The result of this natural physiological process is represented by the cherry trees’ location. It is called “vertical seed dispersion”, in this case driven by an animal (“zoocory”).
In today’s context, tragically affected by the climate crisis, researcher Naoe describes the bears’ physiological movements as a “life-saving factor” for cherry trees. Indeed, rising temperatures are undermining the survival and, even more so, the reproduction capabilities of cherry trees. Altitudes typically considered as appropriate for cherry trees’ vegetation period are becoming too hot and no longer are they seen as an ideal habitat by the plants. In a nutshell, the upward transition of high temperatures is harming the wellbeing of Japanese cherry trees. Thanks to bear migrations, however, cherry trees can move upward by an estimated 193 m in altitudinal gradient in spring and summertime. This rapid and effective dispersal is a life-savior for Japanese cherry trees.
This may be true not only in Japan. Altitudinal migrations are taking place also in the Alps. And this was not so expected. A recently published article showed a similar trend occurring for orchid populations in Trentino’s Alps (Italy) .
In this case, however, the base condition is more complex than that one in Japan because no bears or animal-driven seed dispersal are involved. Moreover, orchids have very small seeds and require a symbiosis with fungal species for reproduction and germination.
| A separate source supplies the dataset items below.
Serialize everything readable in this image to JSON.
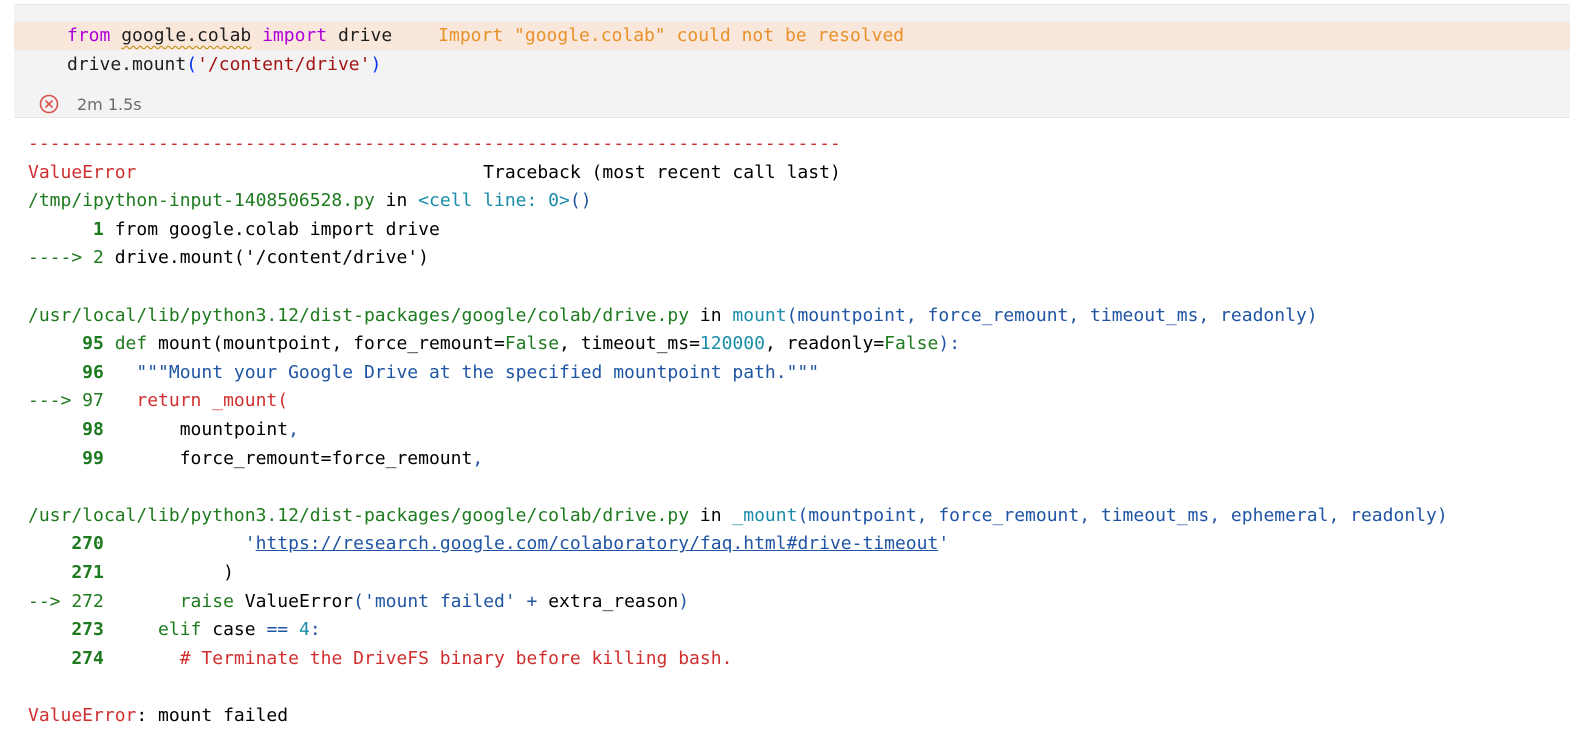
{
  "cell": {
    "line1": {
      "kw_from": "from",
      "module": "google.colab",
      "kw_import": "import",
      "name": "drive",
      "diagnostic": "Import \"google.colab\" could not be resolved"
    },
    "line2": {
      "call": "drive.mount",
      "paren_open": "(",
      "arg": "'/content/drive'",
      "paren_close": ")"
    },
    "status": {
      "icon": "error-circle-icon",
      "duration": "2m 1.5s"
    }
  },
  "output": {
    "separator": "---------------------------------------------------------------------------",
    "header": {
      "error": "ValueError",
      "traceback": "Traceback (most recent call last)"
    },
    "frame1": {
      "path": "/tmp/ipython-input-1408506528.py",
      "in_word": " in ",
      "location": "<cell line: 0>",
      "loc_parens": "()",
      "lines": [
        {
          "marker": "      1 ",
          "text": "from google.colab import drive"
        },
        {
          "marker": "----> 2 ",
          "text": "drive.mount('/content/drive')"
        }
      ]
    },
    "frame2": {
      "path": "/usr/local/lib/python3.12/dist-packages/google/colab/drive.py",
      "in_word": " in ",
      "func": "mount",
      "sig": "(mountpoint, force_remount, timeout_ms, readonly)",
      "lines": [
        {
          "marker": "     95 ",
          "kw": "def",
          "rest": " mount(mountpoint, force_remount=",
          "false1": "False",
          "mid": ", timeout_ms=",
          "num": "120000",
          "mid2": ", readonly=",
          "false2": "False",
          "end": "):"
        },
        {
          "marker": "     96 ",
          "text": "  \"\"\"Mount your Google Drive at the specified mountpoint path.\"\"\""
        },
        {
          "marker": "---> 97 ",
          "text": "  return _mount("
        },
        {
          "marker": "     98 ",
          "text": "      mountpoint",
          "comma": ","
        },
        {
          "marker": "     99 ",
          "text": "      force_remount=force_remount",
          "comma": ","
        }
      ]
    },
    "frame3": {
      "path": "/usr/local/lib/python3.12/dist-packages/google/colab/drive.py",
      "in_word": " in ",
      "func": "_mount",
      "sig": "(mountpoint, force_remount, timeout_ms, ephemeral, readonly)",
      "lines": [
        {
          "marker": "    270 ",
          "pre": "            '",
          "url": "https://research.google.com/colaboratory/faq.html#drive-timeout",
          "post": "'"
        },
        {
          "marker": "    271 ",
          "text": "          )"
        },
        {
          "marker": "--> 272 ",
          "kw": "      raise",
          "rest": " ValueError",
          "open": "(",
          "str": "'mount failed'",
          "op": " + ",
          "rest2": "extra_reason",
          "close": ")"
        },
        {
          "marker": "    273 ",
          "kw": "    elif",
          "rest": " case ",
          "op": "==",
          "num": " 4",
          "colon": ":"
        },
        {
          "marker": "    274 ",
          "text": "      # Terminate the DriveFS binary before killing bash."
        }
      ]
    },
    "final": {
      "error": "ValueError",
      "message": ": mount failed"
    }
  }
}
The presence of fungal species in the substrate therefore determines where these plants can grow.
To understand the evolution of orchid population, the research compared the historical data of orchid occurrence in Trentino (nearly 50,000 records collected over more than 30 years by researchers at the Museo Civico di Rovereto museum) and other notable re-surveyed data (i.e., reevaluation of historical field data).
Fig. 1: Cypripedium calceolus L. Most of the analyzed orchid species show a decrease in population compared to historical data. (Author. Sawmill Latemar – Nova Levante (Bolzano, Italy). June 2022)
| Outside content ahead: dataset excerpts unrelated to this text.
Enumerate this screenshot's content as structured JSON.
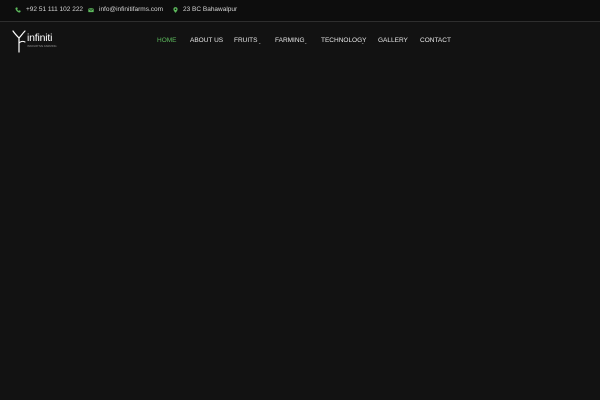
{
  "topbar": {
    "phone": "+92 51 111 102 222",
    "email": "info@infinitifarms.com",
    "address": "23 BC Bahawalpur",
    "icon_color": "#5cb85c",
    "icons": {
      "phone": "phone-icon",
      "email": "envelope-icon",
      "address": "map-pin-icon"
    }
  },
  "logo": {
    "name": "infiniti",
    "tagline": "INNOVATIVE FARMING"
  },
  "nav": {
    "active_color": "#5cb85c",
    "items": [
      {
        "label": "HOME",
        "active": true,
        "has_dropdown": false
      },
      {
        "label": "ABOUT US",
        "active": false,
        "has_dropdown": false
      },
      {
        "label": "FRUITS",
        "active": false,
        "has_dropdown": true
      },
      {
        "label": "FARMING",
        "active": false,
        "has_dropdown": true
      },
      {
        "label": "TECHNOLOGY",
        "active": false,
        "has_dropdown": true
      },
      {
        "label": "GALLERY",
        "active": false,
        "has_dropdown": false
      },
      {
        "label": "CONTACT",
        "active": false,
        "has_dropdown": false
      }
    ],
    "dropdown_icon": "chevron-down-icon"
  },
  "colors": {
    "background": "#121212",
    "topbar_background": "#0d0d0d",
    "text": "#e8e8e8"
  }
}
The picture that emerges is nonlinear in many ways. The resulting altitudinal movements are idiosyncratic and not only related to climate change. The main outcome, however, is the attempt of most species to move upward to escape the ongoing rise of temperatures, particularly impelling in mountainous areas. Nonetheless, the data show that only a few of the analyzed orchid species – the most resilient and flexible – succeed in this attempt. The rise in temperatures may be too rapid compared to the adaptation time of most orchid species.
Ultimately, this results into a substantial decrease of today’s orchid populations compared to the past.
Looking at wetland orchid species, researchers pointed out that the climate crisis may not be the main cause of the decrease. Indeed, orchids living in wetlands, which are protected or included in protected areas in Trentino, were the only ones that did not suffer of any population decline. This is an evidence that land-use change is the first responsible. Stopping the decades-long and still ongoing land-use change in all the Alps is key for the survival and wellbeing of orchids and many other plant species.
Even Plants Climb Mountains
 Naoe, S., Tayasu, I., Sakai, Y., Masaki, T., Kobayashi, K., Nakajima, A., Sato, Y., Yamazaki, K., Kiyokawa, H., & Koike, S. (2019). Downhill seed dispersal by temperate mammals: a potential threat to plant escape from global warming. Scientific reports, 9 (1), 1–11.
 Geppert, C., Perazza, G., Wilson, R. J., Bertolli, A., Prosser, F., Melchiori, G., & Marini, L. (2020). Consistent population declines but idiosyncratic range shifts in Alpine orchids under global change. Nature communications, 11 (1), 1–11.